Skip

savoring the everyday
April 7, 2007 6:37 PM   Subscribe

Ukiyo-e, a collection of dreamy, mostly charming, flash animations of Edo period Japanese paintings. Pictures of the floating world (everyday life) by Hokusai, Hiroshige, Utamaro. Encyclopedic list of floating world images on the web. Hokusai sketches in flash. [related]
posted by nickyskye (23 comments total) 17 users marked this as a favorite

 
I've been fascinated with Ukiyo-e for years so I appreciate this post. I've got print books of Hojusai and Hiroshige that are awesome to flip through. Very relaxing.
posted by puke & cry at 6:48 PM on April 7, 2007 [1 favorite]

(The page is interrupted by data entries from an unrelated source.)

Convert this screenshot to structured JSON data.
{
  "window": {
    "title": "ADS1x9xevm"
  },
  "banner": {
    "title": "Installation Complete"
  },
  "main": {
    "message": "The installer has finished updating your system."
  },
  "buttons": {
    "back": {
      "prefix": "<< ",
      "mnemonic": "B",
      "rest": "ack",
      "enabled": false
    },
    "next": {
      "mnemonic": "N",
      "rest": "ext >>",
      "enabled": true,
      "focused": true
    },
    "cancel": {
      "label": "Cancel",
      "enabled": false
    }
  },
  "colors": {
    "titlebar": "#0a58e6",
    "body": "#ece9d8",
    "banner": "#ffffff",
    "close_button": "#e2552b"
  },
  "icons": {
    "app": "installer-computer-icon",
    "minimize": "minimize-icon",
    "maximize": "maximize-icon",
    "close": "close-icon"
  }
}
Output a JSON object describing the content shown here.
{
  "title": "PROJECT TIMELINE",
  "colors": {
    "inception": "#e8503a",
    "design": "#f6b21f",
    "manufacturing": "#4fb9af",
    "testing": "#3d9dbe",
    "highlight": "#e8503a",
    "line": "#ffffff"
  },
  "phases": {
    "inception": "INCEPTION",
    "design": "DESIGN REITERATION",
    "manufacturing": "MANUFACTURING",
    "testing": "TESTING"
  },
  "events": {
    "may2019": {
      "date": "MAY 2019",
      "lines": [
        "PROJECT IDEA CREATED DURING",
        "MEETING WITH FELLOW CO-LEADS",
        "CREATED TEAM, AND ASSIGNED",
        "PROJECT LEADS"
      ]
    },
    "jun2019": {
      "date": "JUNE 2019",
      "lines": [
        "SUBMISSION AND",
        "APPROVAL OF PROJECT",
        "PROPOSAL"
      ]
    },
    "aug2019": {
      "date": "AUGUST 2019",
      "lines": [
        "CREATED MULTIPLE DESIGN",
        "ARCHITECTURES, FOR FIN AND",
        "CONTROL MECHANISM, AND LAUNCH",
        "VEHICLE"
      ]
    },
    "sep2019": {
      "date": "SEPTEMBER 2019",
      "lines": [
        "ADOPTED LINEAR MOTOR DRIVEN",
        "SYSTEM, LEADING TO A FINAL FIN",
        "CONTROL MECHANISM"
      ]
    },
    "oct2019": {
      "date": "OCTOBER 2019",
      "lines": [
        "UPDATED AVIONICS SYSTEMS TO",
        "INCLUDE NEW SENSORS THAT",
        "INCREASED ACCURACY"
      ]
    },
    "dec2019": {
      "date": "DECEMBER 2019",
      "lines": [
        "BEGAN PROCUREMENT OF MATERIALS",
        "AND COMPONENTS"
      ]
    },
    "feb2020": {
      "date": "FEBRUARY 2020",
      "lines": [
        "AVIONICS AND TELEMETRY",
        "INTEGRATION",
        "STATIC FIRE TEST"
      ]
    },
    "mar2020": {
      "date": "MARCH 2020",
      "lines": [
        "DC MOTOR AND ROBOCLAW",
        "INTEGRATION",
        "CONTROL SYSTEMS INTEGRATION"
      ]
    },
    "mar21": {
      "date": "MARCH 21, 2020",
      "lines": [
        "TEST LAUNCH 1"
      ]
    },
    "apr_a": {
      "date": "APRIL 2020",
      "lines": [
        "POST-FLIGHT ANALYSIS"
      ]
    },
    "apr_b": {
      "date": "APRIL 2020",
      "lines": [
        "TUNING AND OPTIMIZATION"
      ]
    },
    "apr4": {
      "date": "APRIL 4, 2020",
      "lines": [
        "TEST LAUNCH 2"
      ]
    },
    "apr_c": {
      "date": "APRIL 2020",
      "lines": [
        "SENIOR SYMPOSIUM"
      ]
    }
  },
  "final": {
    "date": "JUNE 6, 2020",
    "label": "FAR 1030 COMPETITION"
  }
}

great post. i've always liked that era.
posted by willie11 at 6:58 PM on April 7, 2007


That's a great link. Hokusai's 24 views of Fuji has always been one of my favorite collections.
posted by Pan Agan at 7:07 PM on April 7, 2007


My understanding is that Ukiyo refers to the culture that arose around the red-light districts of Edo-era Japan. One history I read indicated that there was a connection between the persecuted Christian minority and the beginnings of the artform, specifically the mass-production aspect. But the artform didn't really take off until it was tied to the theatre, nightlife, and geishas in Edo.
posted by lekvar at 7:11 PM on April 7, 2007


Also worth mentioning is Masami Teraoka's earlier works.

And... erm... shunga .[NSFW]

Oh, and before I get carried away, great post nickyskye!
posted by lekvar at 7:21 PM on April 7, 2007


Sugoi desu ne!
posted by vito90 at 7:45 PM on April 7, 2007


That's lovely. The art style seems oddly appropriate for flash, and the initial building of the scene reminds me of Twin Kingdom Valley.

Also: OMG Furries!.
posted by Artw at 8:09 PM on April 7, 2007




Hokusai's 24 views of Fuji has always been one of my favorite collections.

Hokusai did 36 views. Hiroshige did 36 as well. I believe the 24 number comes from a connection with a novella by Roger Zelazny. Or both numbers are divisible by 12.
posted by y2karl at 8:51 PM on April 7, 2007


Thanks for the post, nickskye. That "Guide to the Ukiyo-e Sites of the Internet" is very handy.
posted by flapjax at midnite at 9:11 PM on April 7, 2007


what levkar said, basically. If I had a better liberal arts education I would know the fancy French terms that most closely represents the uki-yo idea. . . "bourgeoisie milleu" comes to mind.
posted by Heywood Mogroot at 9:19 PM on April 7, 2007


as always, thanks nicky.
posted by shoepal at 11:06 PM on April 7, 2007


Hokusai's series was indeed called "Thirty-Six Views of Mount Fuji" but there were actually 46 prints in the series.
posted by typewriter at 5:15 AM on April 8, 2007


If you're interested in this style of painting, you should also check out the Kenji Mizoguchi film, Utamaro and His Five Women.
posted by jonp72 at 8:51 AM on April 8, 2007


Oh YAYY, pleased you all were pleased. :) Chocolate Cadbury eggs all around. Happy Easter from this non-theist in NYC.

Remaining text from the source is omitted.